Georgetown University’s Newspaper of Record since 1920

The Hoya

Georgetown University’s Newspaper of Record since 1920

The Hoya

Georgetown University’s Newspaper of Record since 1920

The Hoya

Release Wage Statistics

Last Wednesday, Department of Public Safety officers forcibly restrained students from entering a closed-door meeting of the Advisory Committee on Business Practices. With this scuffle, a contentious campus debate on the living wage resurfaced. Members of the Living Wage Coalition argue that the university is not fulfilling the terms of the Just Employment Policy announced last spring; the university maintains that, in fact, it is.

It is a “he said, she said” quarrel in which both sides’ arguments are right, depending on which numbers are used to calculate wages.

From our perspective, both sides are equally wrong in the methods they employ to pursue their goals. The university is too reluctant to open its proceedings to the public, and the Living Wage Coalition only responds with unnecessarily aggressive tactics.

This case highlights the need for increased transparency at Georgetown. Administrators should release a detailed breakdown of subcontracted employees’ wages and benefits.
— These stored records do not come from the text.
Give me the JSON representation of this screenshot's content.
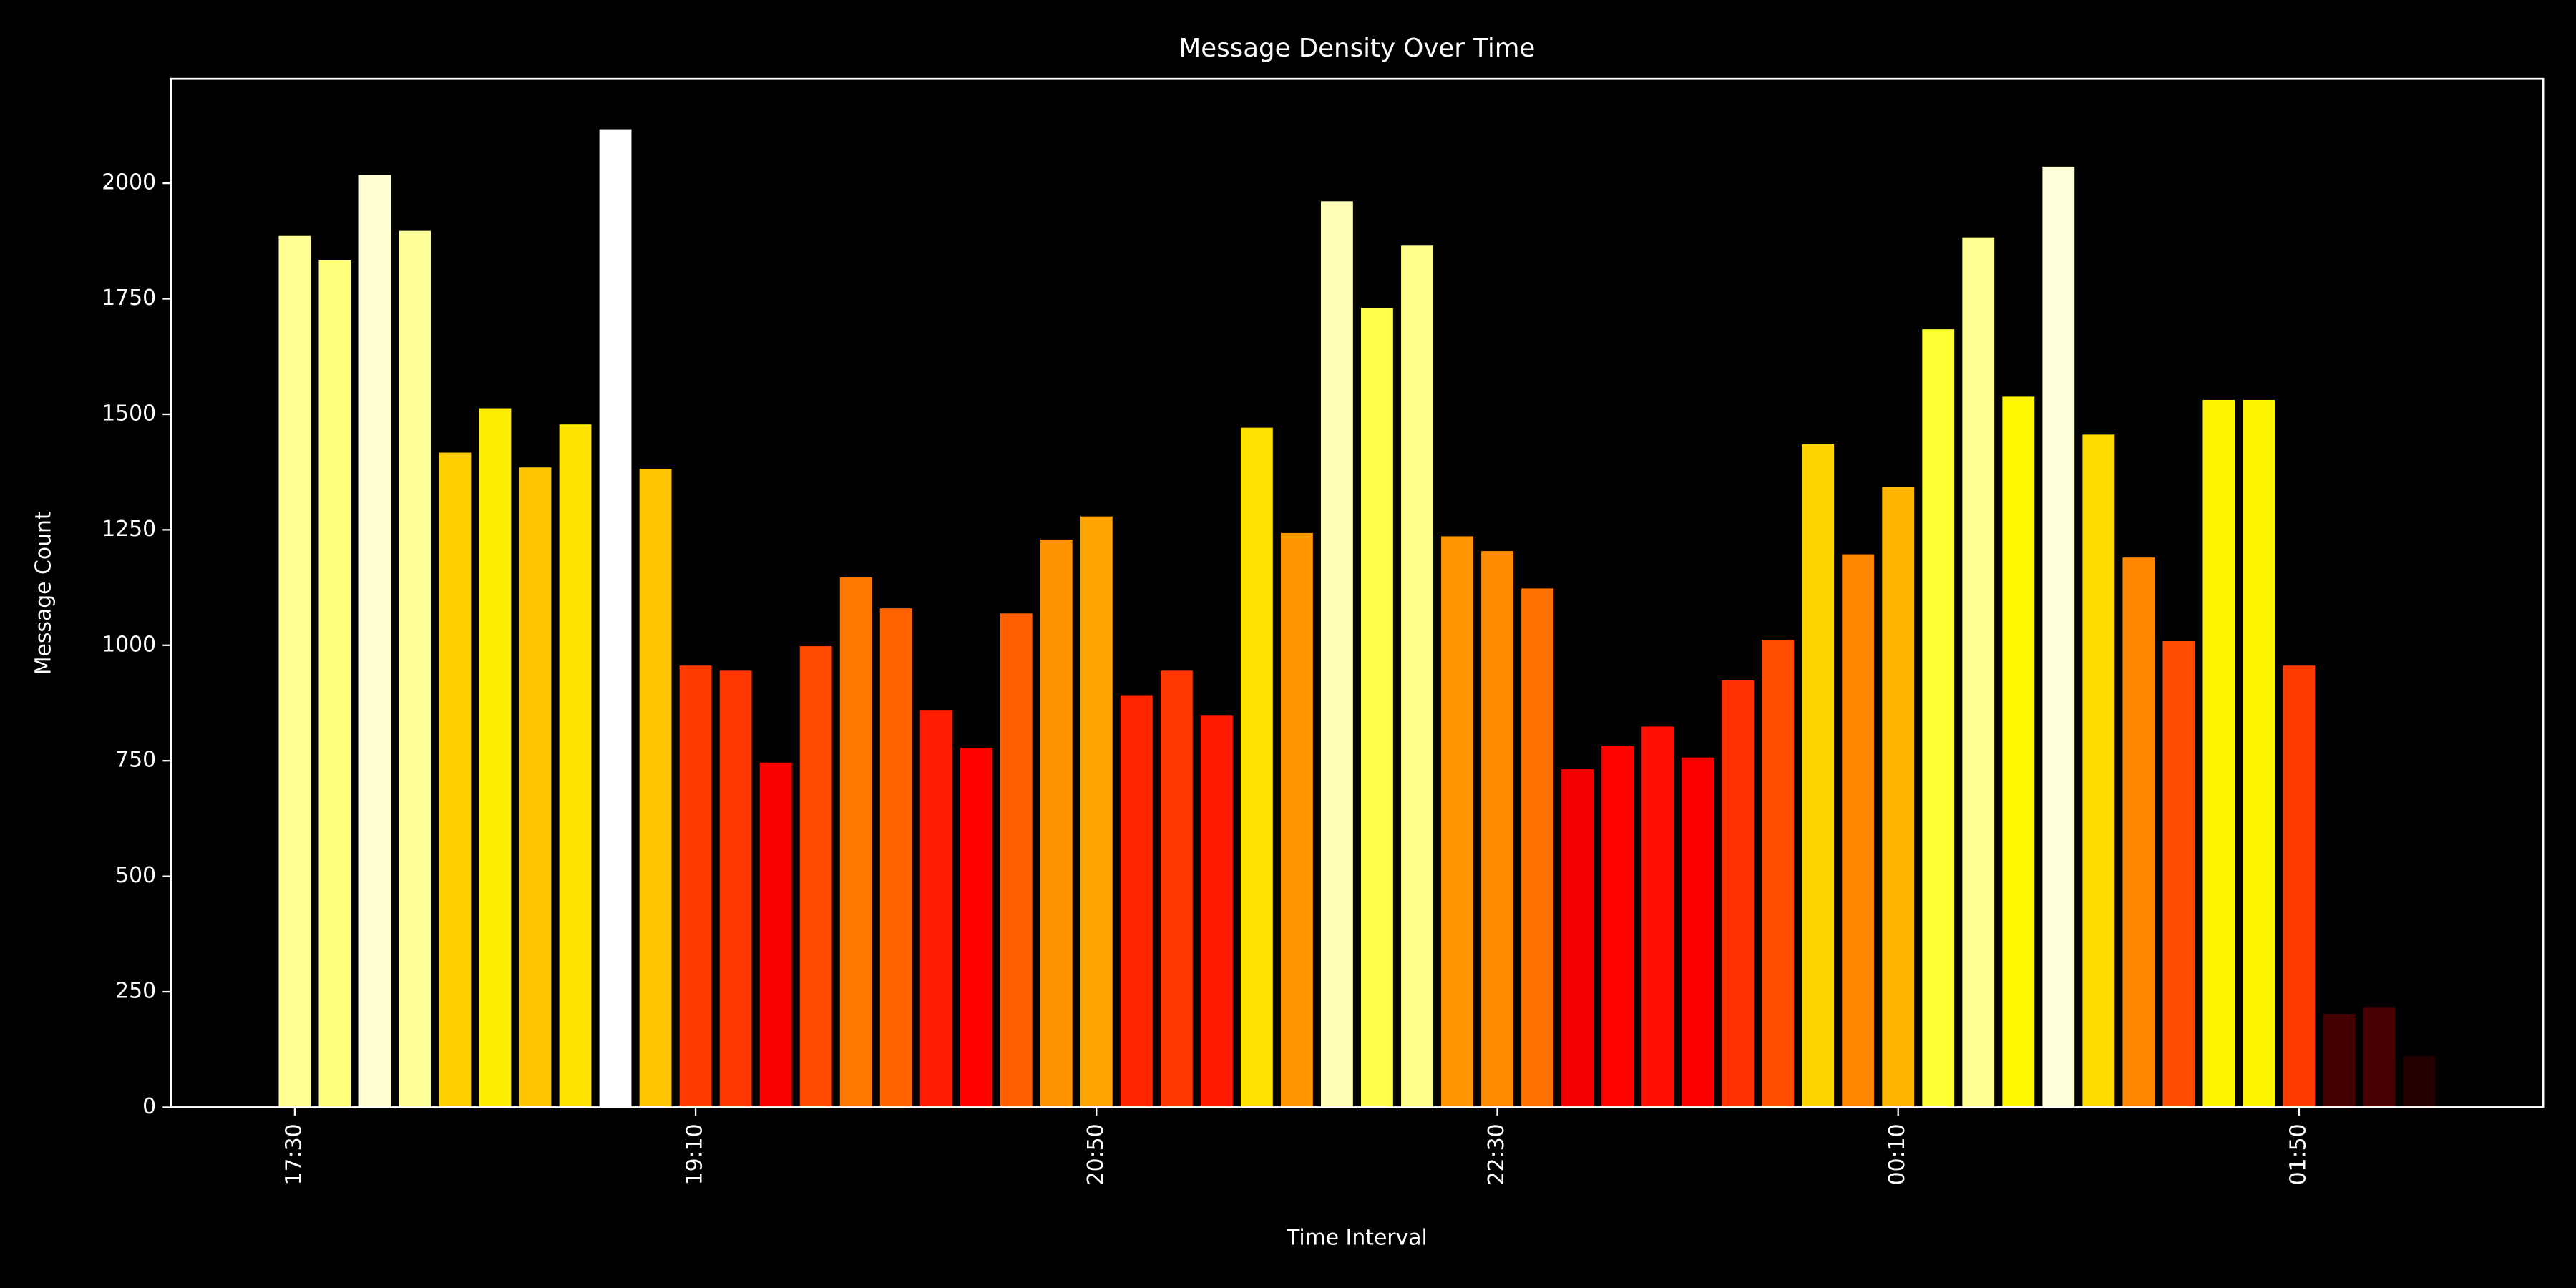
{
  "chart_data": {
    "type": "bar",
    "title": "Message Density Over Time",
    "x_label": "Time Interval",
    "y_label": "Message Count",
    "categories": [
      "17:30",
      null,
      null,
      null,
      null,
      null,
      null,
      null,
      null,
      null,
      "19:10",
      null,
      null,
      null,
      null,
      null,
      null,
      null,
      null,
      null,
      "20:50",
      null,
      null,
      null,
      null,
      null,
      null,
      null,
      null,
      null,
      "22:30",
      null,
      null,
      null,
      null,
      null,
      null,
      null,
      null,
      null,
      "00:10",
      null,
      null,
      null,
      null,
      null,
      null,
      null,
      null,
      null,
      "01:50",
      null,
      null,
      null
    ],
    "values": [
      1886,
      1833,
      2018,
      1897,
      1417,
      1513,
      1385,
      1478,
      2117,
      1382,
      956,
      945,
      746,
      998,
      1147,
      1080,
      860,
      778,
      1069,
      1229,
      1279,
      892,
      945,
      849,
      1471,
      1243,
      1961,
      1730,
      1865,
      1236,
      1204,
      1123,
      732,
      782,
      824,
      757,
      924,
      1012,
      1435,
      1197,
      1343,
      1684,
      1883,
      1538,
      2036,
      1456,
      1190,
      1009,
      1531,
      1531,
      956,
      202,
      217,
      110
    ],
    "colormap": "hot",
    "ylim": [
      0,
      2226
    ],
    "yticks": [
      0,
      250,
      500,
      750,
      1000,
      1250,
      1500,
      1750,
      2000
    ]
  }
}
Georgetown cannot sit back and expect members of the Living Wage Coalition, who have pushed hard for increased wages for workers, to simply trust that changes are being implemented.

After the mutual agreement reached last spring, the university owes it to coalition members to provide comprehensive information about the changes they demanded.

If the university wants to avoid further skirmishes it must be upfront and direct. It must release clear information about how it is defining a living wage and how it plans to implement it across campus.

Doing so would bolster the trust that the entire student body has in the administration. When students witness events like they did last week, it only widens the rift between them and the administration.

We applaud the goals of the Living Wage Coalition. But we increasingly take issue with its methods. Barging into closed-door meetings will not bolster Georgetown’s openness. In fact, it will likely have the opposite effect. Such forceful and dramatic action has become tiresome and seems immature to the rest of the student body. General interest in the group’s mission is waning as it seems that its members are just using any excuse to protest.

The coalition must work to find practical and effective means of communication with the administration, or risk making them ever more distant. The coalition must also accept that in any large-scale change, compromise will most likely be involved. Grandiose changes are rarely made in one sweeping move. Persuading Georgetown to recognize a commitment to a living wage was a huge step, but battles must be chosen wisely.

On both sides of the living wage issue there is clearly room for improvement. There is no excuse for communication between students and administrators at this esteemed institution to be reduced to physical restraint and bleeding noses.

Each party must recognize the potentially dire consequences of further detachment between students and administration. And each must do their part to build open and trusted lines of communication that will benefit future generations of Hoyas who want to work for positive change at their school.